Simplicio : Ce que vous nous dites là, Signor Sagredo est effrayant. Un astronome ne pouvait donc pas défendre, publier et enseigner une hypothèse qu’il jugeait plus vraisemblable que la conception traditionnelle ?

Sagredo : C’est cela ! J’ajoute maintenant une coïncidence curieuse de l’histoire de l’astronomie : quasiment une année après la mort de notre cher et vénéré Maître Galileo, naissait en Angleterre, le 4 janvier 1643 – pour être précis, c’était à Noël, le 25 décembre 1642 dans le calendrier julien alors encore utilisé en Angleterre jusqu’en septembre 1752 ! -, naissait donc un certain Isaac Newton qui allait bâtir une nouvelle physique, valable sur Terre et dans tout l’Univers, et qui, par-là, allait permettre de décrire correctement et la chute des corps et les mouvements des astres. Il allait aussi concevoir un nouveau type de lunette astronomique, le télescope, avec un miroir concave.

Salviati : Ah bien ! Le flambeau de la science ne s’est donc heureusement pas éteint. De mon côté, pour continuer de parler histoire de l’astronomie, j’ajouterai ceci – et en vous le donnant en mille, comme on dit – : un astrophysicien anglais des plus célèbres, Stephen Hawking, est né le 8 janvier 1942, soit exactement trois cents ans après la mort de notre maître ! On lui doit la conjecture d’un Univers « sans bord », ayant un « commencement » dans un temps imaginaire (au sens mathématique du terme), tout cela afin d’éviter des « singularités » et des grandeurs infinies ; mais c’est un tout autre problème, celui du « commencement » alors que nous allons nous intéresser aujourd’hui à celui de la « fin » de l’Univers !

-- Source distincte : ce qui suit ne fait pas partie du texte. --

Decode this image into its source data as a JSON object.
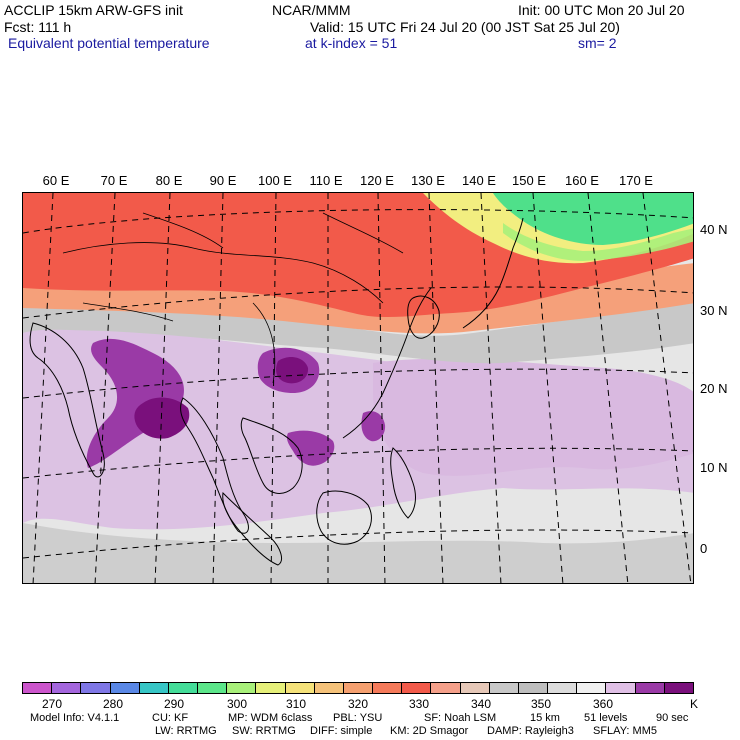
{
  "header": {
    "model": "ACCLIP 15km ARW-GFS init",
    "center": "NCAR/MMM",
    "init": "Init: 00 UTC Mon 20 Jul 20",
    "fcst": "Fcst:  111 h",
    "valid": "Valid: 15 UTC Fri 24 Jul 20 (00 JST Sat 25 Jul 20)",
    "field": "Equivalent potential temperature",
    "level": "at k-index =  51",
    "smooth": "sm= 2"
  },
  "map": {
    "lon_labels": [
      "60 E",
      "70 E",
      "80 E",
      "90 E",
      "100 E",
      "110 E",
      "120 E",
      "130 E",
      "140 E",
      "150 E",
      "160 E",
      "170 E"
    ],
    "lat_labels": [
      "40 N",
      "30 N",
      "20 N",
      "10 N",
      "0"
    ],
    "colors": {
      "north_red": "#f25a4a",
      "warm_salmon": "#f5a07a",
      "green": "#4fe08a",
      "yellow": "#f2ee80",
      "gray": "#c8c8c8",
      "light_gray": "#e6e6e6",
      "lilac": "#d9b9e0",
      "purple": "#9a3aa6",
      "dark_purple": "#7a107c",
      "land_outline": "#000000"
    }
  },
  "colorbar": {
    "colors": [
      "#cc55cc",
      "#a466dd",
      "#7f77e6",
      "#5a88e6",
      "#37c6c6",
      "#44dd99",
      "#5ce68a",
      "#a8f07a",
      "#e6f07a",
      "#f5e27a",
      "#f5c27a",
      "#f5a070",
      "#f57a5a",
      "#f25a4a",
      "#f5a08a",
      "#e6c8b8",
      "#c8c8c8",
      "#bebebe",
      "#dcdcdc",
      "#f0f0f0",
      "#e0c0e6",
      "#9a3aa6",
      "#7a107c"
    ],
    "labels": [
      "270",
      "280",
      "290",
      "300",
      "310",
      "320",
      "330",
      "340",
      "350",
      "360"
    ],
    "unit": "K"
  },
  "footer": {
    "line1": [
      "Model Info: V4.1.1",
      "CU: KF",
      "MP: WDM 6class",
      "PBL: YSU",
      "SF: Noah LSM",
      "15 km",
      "51 levels",
      "90 sec"
    ],
    "line2": [
      "LW: RRTMG",
      "SW: RRTMG",
      "DIFF: simple",
      "KM: 2D Smagor",
      "DAMP: Rayleigh3",
      "SFLAY: MM5"
    ]
  }
}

Sagredo : Depuis ces tristes évènements arrivés à notre cher et vénéré Maître Galileo, bien de l’eau a coulé sous les ponts du Tibre à Rome et sous ceux de l’Arno à Florence et à Pise. Et, au fil des ans, notre Laguna vénitienne a vu son niveau monter et descendre plus de deux cent quatre-vingt-cinq mille fois…

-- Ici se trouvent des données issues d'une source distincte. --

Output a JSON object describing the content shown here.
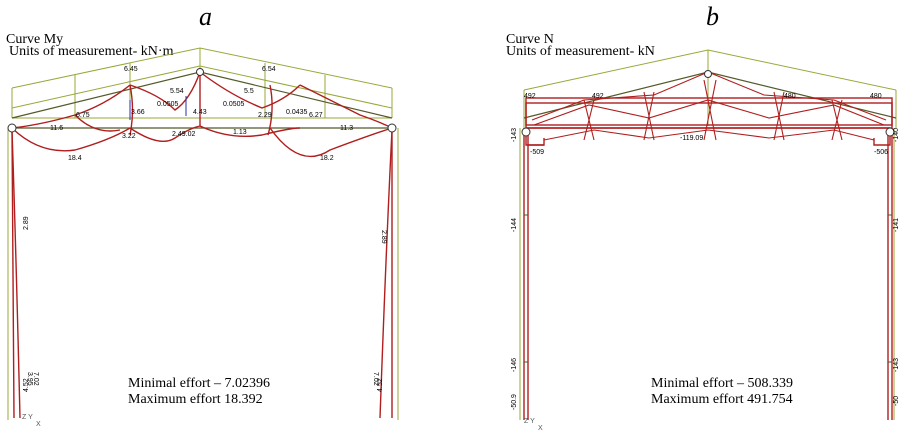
{
  "panel_a": {
    "letter": "a",
    "title": "Curve My",
    "units": "Units of measurement- kN·m",
    "min_label": "Minimal effort – 7.02396",
    "max_label": "Maximum effort   18.392",
    "values": [
      "6.45",
      "6.54",
      "5.54",
      "5.5",
      "0.0505",
      "0.0505",
      "4.43",
      "2.29",
      "0.0435",
      "6.27",
      "6.75",
      "3.66",
      "11.6",
      "11.3",
      "3.22",
      "1.13",
      "18.4",
      "18.2",
      "2.49.02",
      "2.89",
      "2.89",
      "3.95",
      "7.02",
      "7.02",
      "4.52",
      "4.52"
    ]
  },
  "panel_b": {
    "letter": "b",
    "title": "Curve N",
    "units": "Units of measurement- kN",
    "min_label": "Minimal effort –  508.339",
    "max_label": "Maximum effort    491.754",
    "values": [
      "492",
      "492",
      "480",
      "480",
      "-143",
      "-140",
      "-509",
      "-506",
      "-144",
      "-141",
      "-146",
      "-143",
      "-50.9",
      "-50",
      "-119.09"
    ]
  },
  "axis_glyph": {
    "z": "Z",
    "y": "Y",
    "x": "X"
  },
  "colors": {
    "frame": "#b01e1e",
    "envelope": "#9aa83a",
    "chord": "#555a2a"
  }
}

Salviati : Finalement, la révolution, dite « copernicienne » s’est imposée, puis la physique newtonienne, et bien d’autres nouveautés inattendues après elles, donnant dès lors une place très modeste à notre Système solaire parmi les cent milliards d’étoiles de notre Galaxie, ou Voie Lactée, et à celle-ci, parmi des centaines de milliards d’autres galaxies, dans ce que l’on peut nommer l’Univers, ou, plus prudemment, « notre » Univers. Depuis longtemps, heureusement, les astronomes ne sont plus passibles de tels jugements de l’Église, même si les hypothèses qu’ils continuent d’énoncer vont bien au-delà des audaces coperniciennes et galiléennes d’alors ! Je voudrais que nous parlions maintenant justement de l’Univers et plus particulièrement de son destin, laissant pour une prochaine occasion l’autre face du problème, soit son début, joliment nommé Big Bang quasiment dans toutes les langues, au commencement du temps, ou… à peu après.

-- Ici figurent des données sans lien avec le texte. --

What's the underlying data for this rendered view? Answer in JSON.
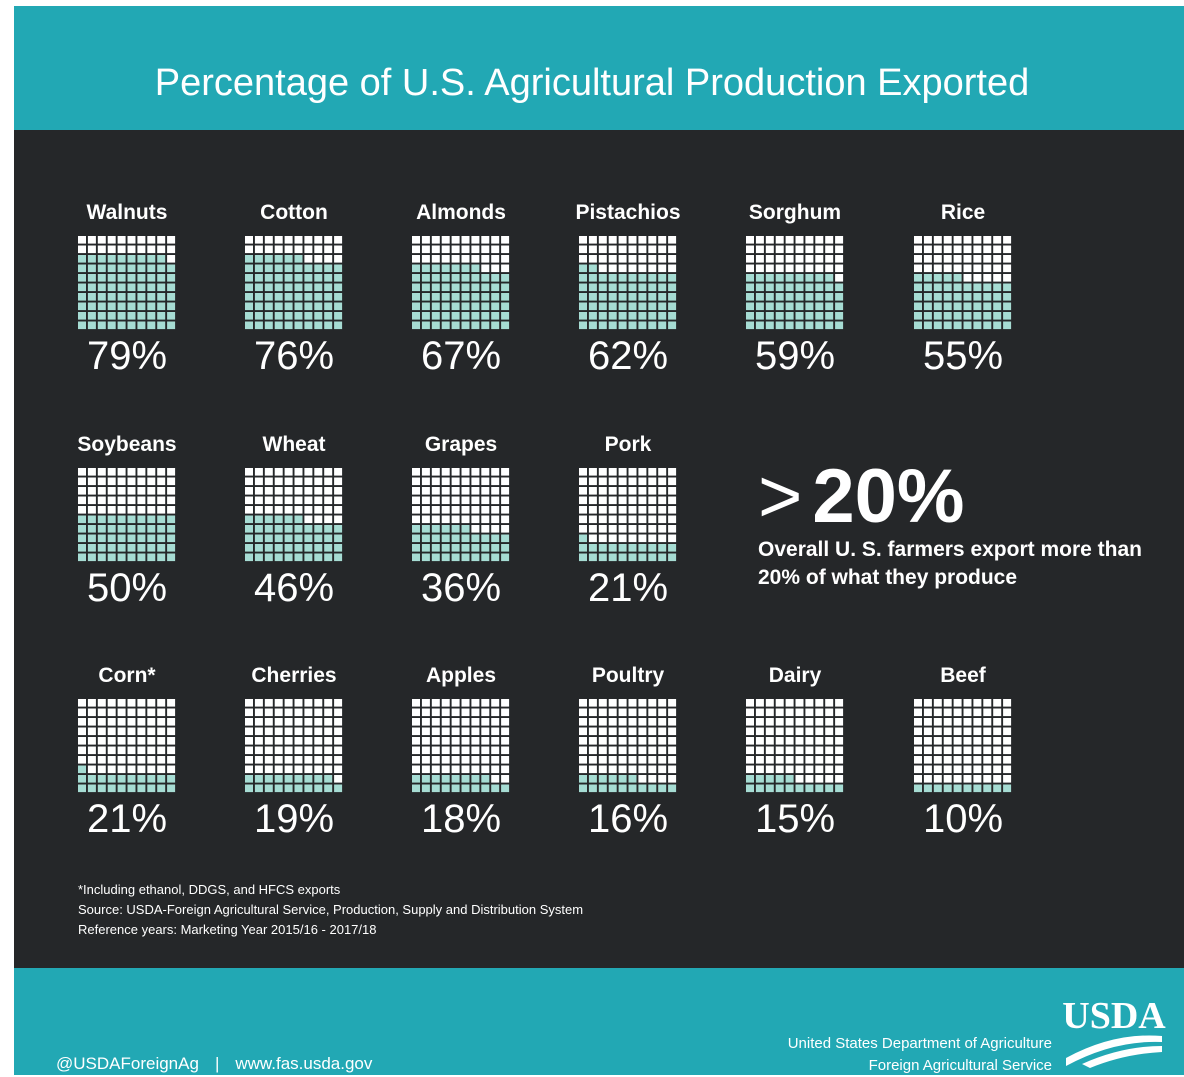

Sagredo : Serait-ce à dire que les cosmologistes sont encore partagés entre les tenants d’un Univers infini et perpétuel – vous êtes d’accord qu’il ne faut pas utiliser l’adjectif « éternel » qui signifie strictement que le temps n’existe pas, ne s’écoule pas ? -, donc sans commencement ni fin, et ceux qui prônent un Univers fini, avec un vrai début, une vraie fin ou, éventuellement, un début, mais pas de fin brutale du tout ?

Salviati : Oui ! Et il y a aussi ceux qui pensent que le temps existe depuis toujours et pour toujours et que l’Univers a simplement débuté à un moment dans cette durée, comme une fluctuation du vide, et qu’il s’achèvera à un autre moment de ce temps qui s’écoulera toujours ; voire aussi qu’il renaîtrait indéfiniment de ses cendres, de façon cyclique. Parler de fin est-ce vraiment parler de fin apocalyptique, brutale, spectaculaire ?

Simplicio : Si je comprends bien, Signor Salviati, vous allez nous annoncer que nous n’allons pas nécessairement assister dans le ciel à un feu d’artifice sans précédent pour signaler le moment de l’Apocalypse, la fin du Monde ? Mais les observations les plus récentes ne nous disent-elles pas que l’Univers non seulement est en expansion, ce qu’a montré l’Américain Edwin Hubble en 1929, en proposant sa fameuse loi, mais que cette expansion serait même accélérée ?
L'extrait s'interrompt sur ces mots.